Politics from the Palouse to Puget Sound

Thursday, February 07, 2008

"No free lunch, or Whitman County retail mall"

Petitio principii is Latin for "begging the question". It is a logical fallacy in which an argument is assumed to be true without evidence other than the argument itself. Take Jim Fisher's latest anti-capitalist rant in today's Lewiston Tribune. Fisher asks us to assume that private developers somehow belong in the water and sewage utility business. In his mind, the only conclusion is whether the Hawkins Companies should pay or whether Whitman County taxpayers should be bamboozled into paying for Hawkins to get into the utility business.

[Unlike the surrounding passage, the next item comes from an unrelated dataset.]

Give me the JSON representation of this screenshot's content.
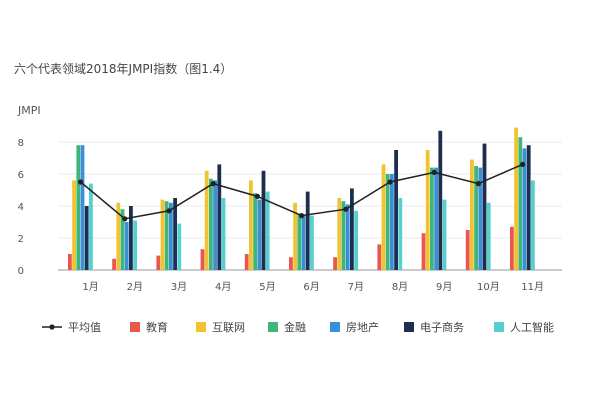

Clearly, Fisher's argument is absurd. Since the Classical Age, it has been the government that has been in the water and sewage utility business. In the case of the Hawkins corridor development, the county is contracting with Hawkins to build the infrastructure, which the county will then own and operate. The only question here is how all this gets paid for, as there is no "free lunch" for anyone. The county has to pay for this necessary infrastructure and Hawkins has to pay to construct its shopping center. Does every county taxpayer have the cost added to his/her property tax bill or does the cost get paid voluntarily by those who choose to shop at the Hawkins development through sales taxes, many of them likely not even residents of Whitman County? Of course the latter is the best possible solution.

And Fisher's contention that somehow county taxpayer's are being robbed of $9.1 million is also completely fallacious. Imagine that you buy a stock for $500, then you sell it for $3,500. Your original investment has been paid back and you have received a six times return. But according to Fisher's logic, that would be a bad deal, because you could have an additional $500 to spend if only the company issuing the stock had just given it to you for free. Luckily for everyone, Fisher is only a newspaper editorialist and not a businessman or government official.

From today's Lewiston Tribune:
Seen one way, the assurance from Whitman County officials that county-issued bonds financing infrastructure for a new mall near the Idaho state line won't cost county taxpayers anything is completely accurate.

The trouble is, in order to see it that way you have to be wearing blinders. If you aren't, you might cast your eyes at the services that tax dollars from the Hawkins Companies of Boise could be used for other than repaying the bonds.

Seen that way, the deal county commissioners approved Monday will cost county taxpayers the price of the bonds themselves, $9.1 million.

If Hawkins were doing what other developers have done in paying the cost of its own development, county revenues from sales and property taxes on the new mall would begin flowing immediately into county coffers. There, they could be used for essential services like roads, parks and law enforcement.

Thanks to commissioners' largess, however, the first $9.1 million in taxes from the development, plus interest, will go to redeeming the bonds.

That makes the so-called public-private partnership the deal represents less cost-free than Administrative Services Director Sharron Cunningham makes out, when she says it "won't cost taxpayers anything." It remains a public subsidy to a private developer, and there's no getting around that fact.

That does not automatically mean it's a lousy idea, of course. The argument can be made, and county commissioner Jerry Finch has made it, that without the subsidy Hawkins would not build in Whitman County at all. And maybe Whitman County residents are, like their commissioners, so eager to see additional retail development, even if it is closer to Moscow than to Pullman or Colfax, that they are willing to help pay for it.

But those residents should not be gulled into thinking they aren't paying part of the cost. They are paying in forgone tax revenue, and that's assuming Hawkins is able to deliver the revenue being projected. Only after the 20-year life of the bonds, or only if tax revenues exceed what is needed to repay them, will county government benefit financially from this arrangement.

And by then, who knows how many other developers will have their hands in county taxpayers' wallets?

1 comment:

April E. Coggins said...

According to Fisher's logic, the adjoining property owners of Moscow-Pullman corridor should have paid for their portion of the new highway. That would include the City of Moscow.

He is also ignoring Washington State law that forbids private ownership of water and sewer utilities.

And I love this part, "There, they could be used for essential services like roads, parks and law enforcement." I guess he missed the part that we are using a large part of the money to build roads and will also have a new joint law enforcement/fire station out of the deal.